We all know what we want. Why,
more than once while wandering I
have encountered canny Buddhists
poring over long to-do lists:
to do, to get, to have, to hold,
something to keep out the cold
along the path of least resistance.
And in this corner are the Christians,
loudly praying for forgiveness
of lucre and many another weakness.
And students of the Tao, most heedful
when talk turns to the one thing needful.
Libertarians, not surprisingly
letting live. And socialists, enterprisingly
considerate of the thine and mine.
Austerity’s a bitch, and discipline
makes one less troubled by the taint of
cash. But we want what we can’t have:
A five-star spacious gold-draped room
with furnishings to die in. Then a tomb
that makes the tourists ask their guides,
is there a pyramid besides
the ones here listed? A brand new one? He
must have had a pile of money!
But no. We take what we can get: Drive-thru
and take-out, frozen, fondue,
limp and left over—and that’s romance.
Don’t ask about the food! No chance
of sustenance but bread and ale,
one watered down, the other stale.
If there’s filet, it’s never mignon.
It’s just ground round, you can depend on
that. If wine, expect domestic.
One’s car? At best a Crown Vic,
never the Continental. Or, more like,
a Ford Fiesta. Or a bike.
A lake boat from a second job. A yacht?
Fat chance, cap’n.
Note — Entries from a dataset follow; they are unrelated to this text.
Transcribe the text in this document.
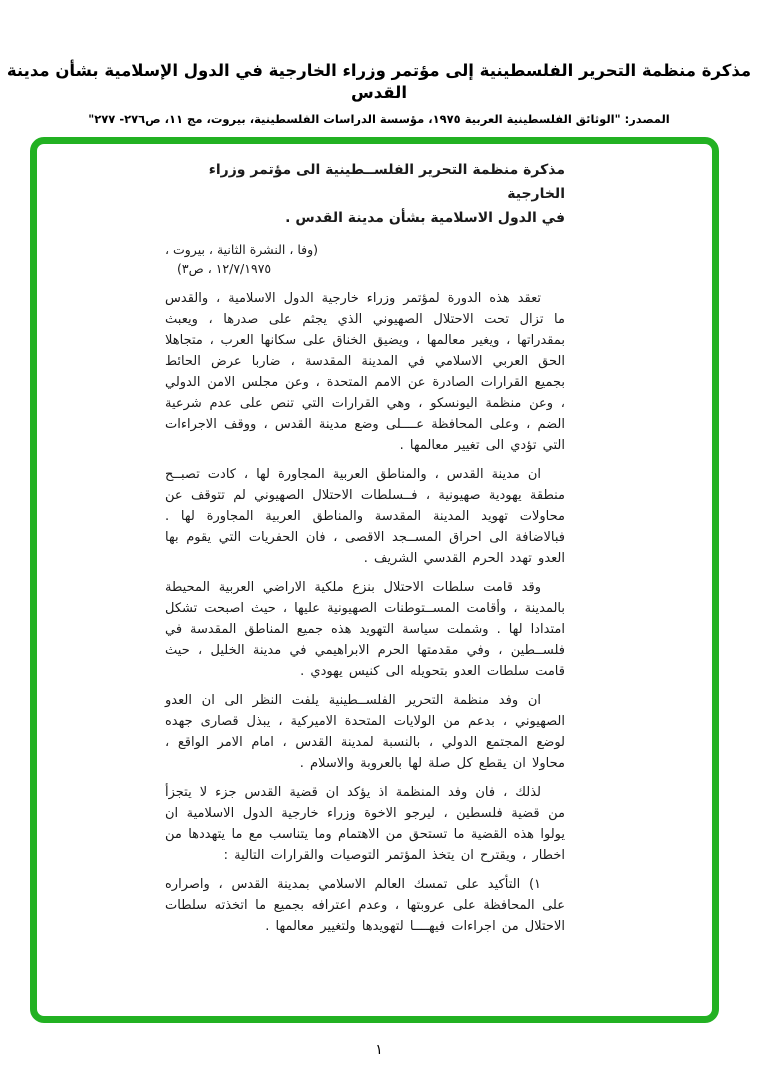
مذكرة منظمة التحرير الفلسطينية إلى مؤتمر وزراء الخارجية في الدول الإسلامية بشأن مدينة القدس
المصدر: "الوثائق الفلسطينية العربية ١٩٧٥، مؤسسة الدراسات الفلسطينية، بيروت، مج ١١، ص٢٧٦- ٢٧٧"
مذكرة منظمة التحرير الفلســطينية الى مؤتمر وزراء الخارجية
في الدول الاسلامية بشأن مدينة القدس .
(وفا ، النشرة الثانية ، بيروت ،
١٢/٧/١٩٧٥ ، ص٣)

تعقد هذه الدورة لمؤتمر وزراء خارجية الدول الاسلامية ، والقدس ما تزال تحت الاحتلال الصهيوني الذي يجثم على صدرها ، ويعبث بمقدراتها ، ويغير معالمها ، ويضيق الخناق على سكانها العرب ، متجاهلا الحق العربي الاسلامي في المدينة المقدسة ، ضاربا عرض الحائط بجميع القرارات الصادرة عن الامم المتحدة ، وعن مجلس الامن الدولي ، وعن منظمة اليونسكو ، وهي القرارات التي تنص على عدم شرعية الضم ، وعلى المحافظة عــــلى وضع مدينة القدس ، ووقف الاجراءات التي تؤدي الى تغيير معالمها .

ان مدينة القدس ، والمناطق العربية المجاورة لها ، كادت تصبــح منطقة يهودية صهيونية ، فــسلطات الاحتلال الصهيوني لم تتوقف عن محاولات تهويد المدينة المقدسة والمناطق العربية المجاورة لها . فبالاضافة الى احراق المســجد الاقصى ، فان الحفريات التي يقوم بها العدو تهدد الحرم القدسي الشريف .

وقد قامت سلطات الاحتلال بنزع ملكية الاراضي العربية المحيطة بالمدينة ، وأقامت المســتوطنات الصهيونية عليها ، حيث اصبحت تشكل امتدادا لها . وشملت سياسة التهويد هذه جميع المناطق المقدسة في فلســطين ، وفي مقدمتها الحرم الابراهيمي في مدينة الخليل ، حيث قامت سلطات العدو بتحويله الى كنيس يهودي .

ان وفد منظمة التحرير الفلســطينية يلفت النظر الى ان العدو الصهيوني ، بدعم من الولايات المتحدة الاميركية ، يبذل قصارى جهده لوضع المجتمع الدولي ، بالنسبة لمدينة القدس ، امام الامر الواقع ، محاولا ان يقطع كل صلة لها بالعروبة والاسلام .

لذلك ، فان وفد المنظمة اذ يؤكد ان قضية القدس جزء لا يتجزأ من قضية فلسطين ، ليرجو الاخوة وزراء خارجية الدول الاسلامية ان يولوا هذه القضية ما تستحق من الاهتمام وما يتناسب مع ما يتهددها من اخطار ، ويقترح ان يتخذ المؤتمر التوصيات والقرارات التالية :

١) التأكيد على تمسك العالم الاسلامي بمدينة القدس ، واصراره على المحافظة على عروبتها ، وعدم اعترافه بجميع ما اتخذته سلطات الاحتلال من اجراءات فيهــــا لتهويدها ولتغيير معالمها .

١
A time-share, not
a country home, with loud, intrusive
neighbors, who want to see how “youse” live.
So I, Erasmus, being no stooge
gave up my search and sought refuge
in the captivating House of Pies,
where I met some decent guys,
and one who said his name was Jon
gave me brand-new white apron,
a cap and broom. Here all receive, he
said, their just desserts. Believe me,
this food is filling. À la mode or carte—
have just as much as your little heart
desires, and—what desires are for--
there’s always room for a little more.